The culture is the ugliest intersection between cutthroat corporate antics and the wild startup west. Everyone in leadership wants power and control, and no one wants to take any ownership or accountability. The bright light is there is/was a small cohort of amazing and well-liked VPs and Directors who brought legitimate experience, fresh energy, and strategic thinking to the business, only to be blocked by their vertical’s C-Suite sponsor at every chance, creating a negative trickle-down effect. Almost all the aforementioned middle-senior management got laid off because they challenged the system or left on their own accord because they had enough. 

Noting that while all companies have problems and it’s tough to be in the C-Suite, there have been four C-Suite turnovers since the start of the pandemic, and with the exception of the current CTO, a 100% C-Suite turnover since May of 2023. You don’t need to be a math major to know those stats are not great. But worse became worst when the board and ex-CEO, Marc Rey, decided to part ways in May, and they appointed an interim CEO who has an HR background, came from the board of directors, and is a former employee of The Carlyle Group (the private equity firm that acquired Beautycounter in 2021). Holy conflict of interest, Batman! 

She is an unseasoned, delulu nepo-friend-of-the-founder executive who thinks that love is going to save the business and has made the short-sided, desperate decision to bring back the megalomaniac, one-hit-wonder founder to help bring this brand to its mid-2000s glory along with a slurry of ex-employees who were instrumental in creating the foundational problems that plague this company to date. Seems like her rose-colored glasses are too thick to see the world has changed. 

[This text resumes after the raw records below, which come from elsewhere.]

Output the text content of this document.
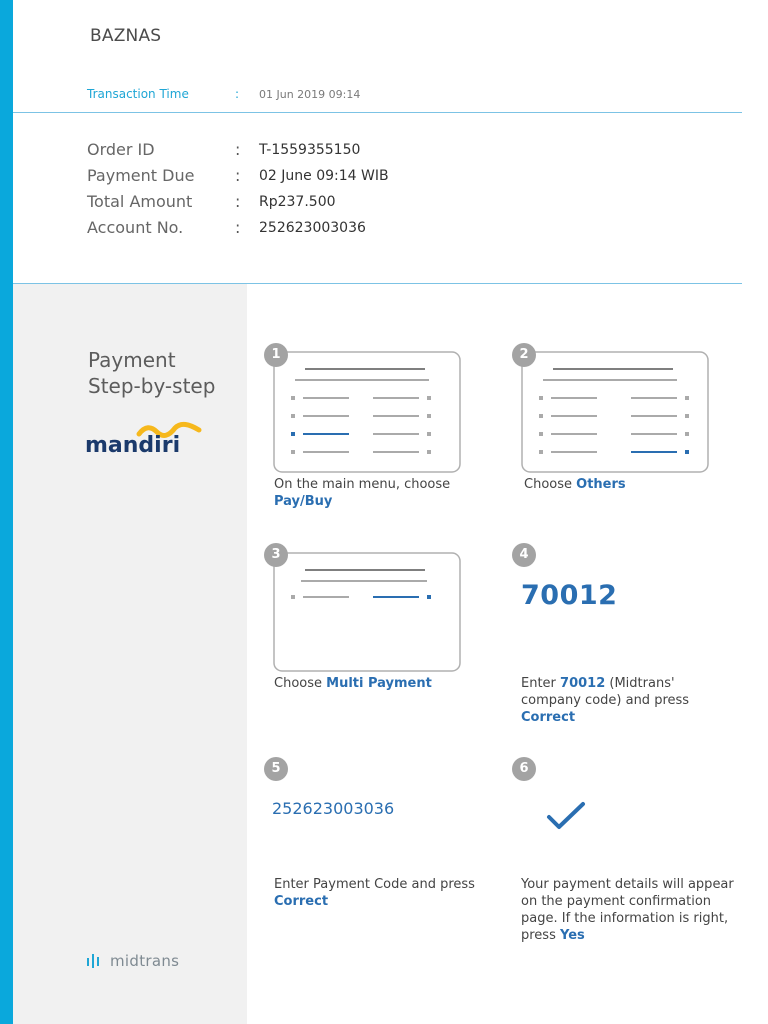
BAZNAS
Transaction Time	: 01 Jun 2019 09:14
Order ID	: T-1559355150
Payment Due	: 02 June 09:14 WIB
Total Amount	: Rp237.500
Account No.	: 252623003036
Payment
Step-by-step
mandiri
midtrans
1
On the main menu, choose Pay/Buy
2
Choose Others
3
Choose Multi Payment
4
70012
Enter 70012 (Midtrans' company code) and press Correct
5
252623003036
Enter Payment Code and press Correct
6
Your payment details will appear on the payment confirmation page. If the information is right, press Yes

After a multi-million dollar company all-in in Santa Monica, she ruthlessly made the decision to have two rounds of layoffs in a three-month period, including many super smart, engaged, and talented folks and ascending and promoting the worst offenders and performers. The problematic fire-and-ice duo that was the CMO and CCO both mysteriously “stepped down” from their roles shortly after. I can only imagine there will be a fourth layoff round of the year once a few high-profile tech projects get off the ground. 

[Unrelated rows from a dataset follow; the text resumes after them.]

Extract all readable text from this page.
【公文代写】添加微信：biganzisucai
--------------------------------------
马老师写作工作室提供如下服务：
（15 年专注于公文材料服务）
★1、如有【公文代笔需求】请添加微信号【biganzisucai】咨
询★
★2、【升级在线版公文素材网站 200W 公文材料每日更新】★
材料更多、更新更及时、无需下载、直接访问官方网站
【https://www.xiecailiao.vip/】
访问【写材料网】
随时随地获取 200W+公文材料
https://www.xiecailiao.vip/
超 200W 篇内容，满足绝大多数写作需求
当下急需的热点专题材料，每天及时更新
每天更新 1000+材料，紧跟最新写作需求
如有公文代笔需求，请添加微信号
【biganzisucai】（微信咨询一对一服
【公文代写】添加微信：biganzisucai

All in all, this place might have an admirable mission on paper, but they are not a legitimate business. It’s a scary sorority of unserious privileged people cosplaying professionals. Everyone else will churn or be kicked out as soon as possible.
Another employee offered: 
...it's been a mess for quite some time. We have no resources. We have no empathy. We have nowhere to go without fear of retaliation or getting on someone's bad side. B-Corporations especially should not be able to act this way. Good intentioned people beware...they only care about what you can produce. Even when you do, you may wake up to a pink slip due to business being down...right after a multi-million dollar company conference.
So much for fast-track growth...    Business of Fashion reported:
Operations will be paused for two weeks, and Beautycounter will officially relaunch on May 1; existing retail partnerships, like those with Ulta Beauty, will remain intact.
Sounds like a supply chain disruption.  Carlyle has an AI tool for that.
... transforms the way organizations identify and manage risk, reduce cost and increase resilience across their supplier and third-party ecosystems. 
Will they market it to those 65,000 former brand advocates?

BeautyCounter's carcass may fly higher without a PEU around its neck to weigh it down.  Then again, PEU ownership may have inflicted a mortal wound.

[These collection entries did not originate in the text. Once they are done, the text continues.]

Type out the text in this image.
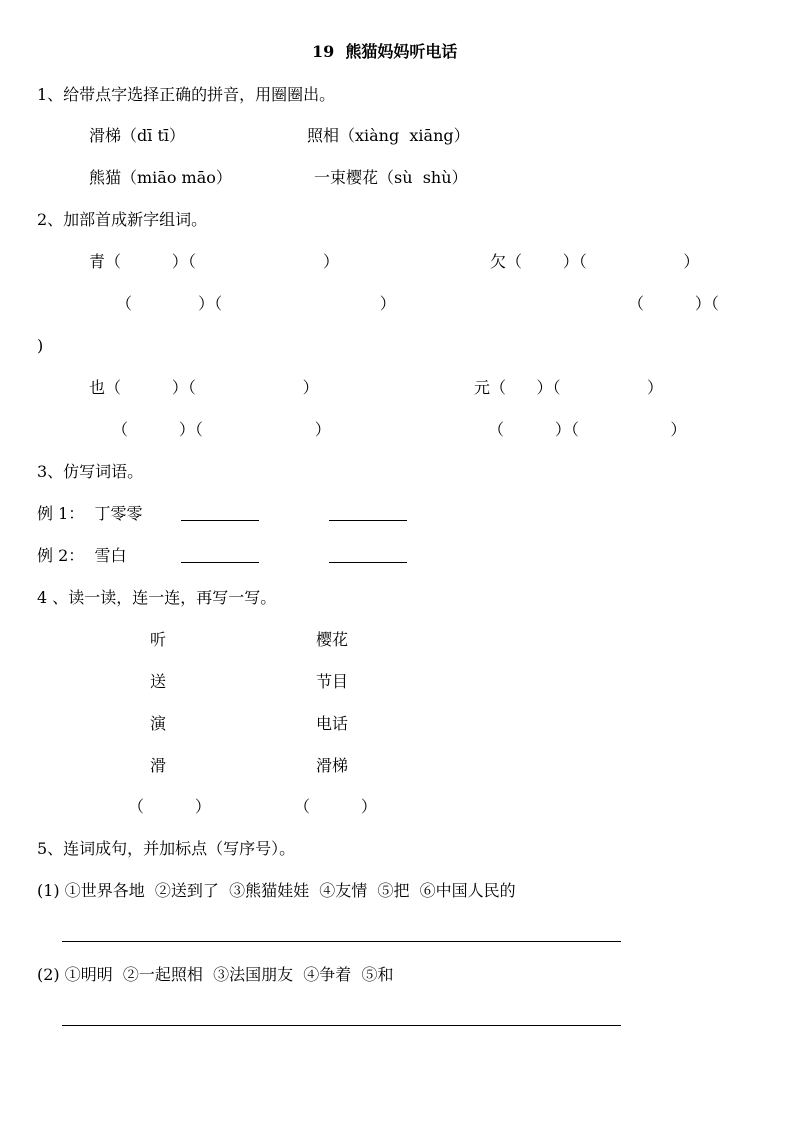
19  熊猫妈妈听电话
1、给带点字选择正确的拼音，用圈圈出。
滑梯（dī tī）	照相（xiàng  xiāng）
熊猫（miāo māo）	一束樱花（sù  shù）
2、加部首成新字组词。
青（          ）（                         ）	欠（        ）（                   ）
（             ）（                               ）	（          ）（
)
也（          ）（                     ）	元（      ）（                 ）
（          ）（                      ）	（          ）（                  ）
3、仿写词语。
例 1：  丁零零
例 2：  雪白
4 、读一读，连一连，再写一写。
听	樱花
送	节目
演	电话
滑	滑梯
（          ）	（          ）
5、连词成句，并加标点（写序号）。
(1) ①世界各地  ②送到了  ③熊猫娃娃  ④友情  ⑤把  ⑥中国人民的
(2) ①明明  ②一起照相  ③法国朋友  ④争着  ⑤和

Update 4-23-24:  Jay Sammons left Carlyle and BeautyCounter for SKKY Partners with Kim K.  Axios reported lagging fundraising for the fund which has 20% carried interest.

Global Cosmetics News reported BeautyCounter "regains independence" and is now free from Carlyle.
 
Update 7-10-24:  NYT reported how Carlyle's PEU playbook backfired at BeautyCounter.  Carlyle trashed the multilevel marketing pay structure turning 60,000 sellers into 35,000.  The technology improvements did not hold up under use as updated loyalty reward information and address repopulation failed.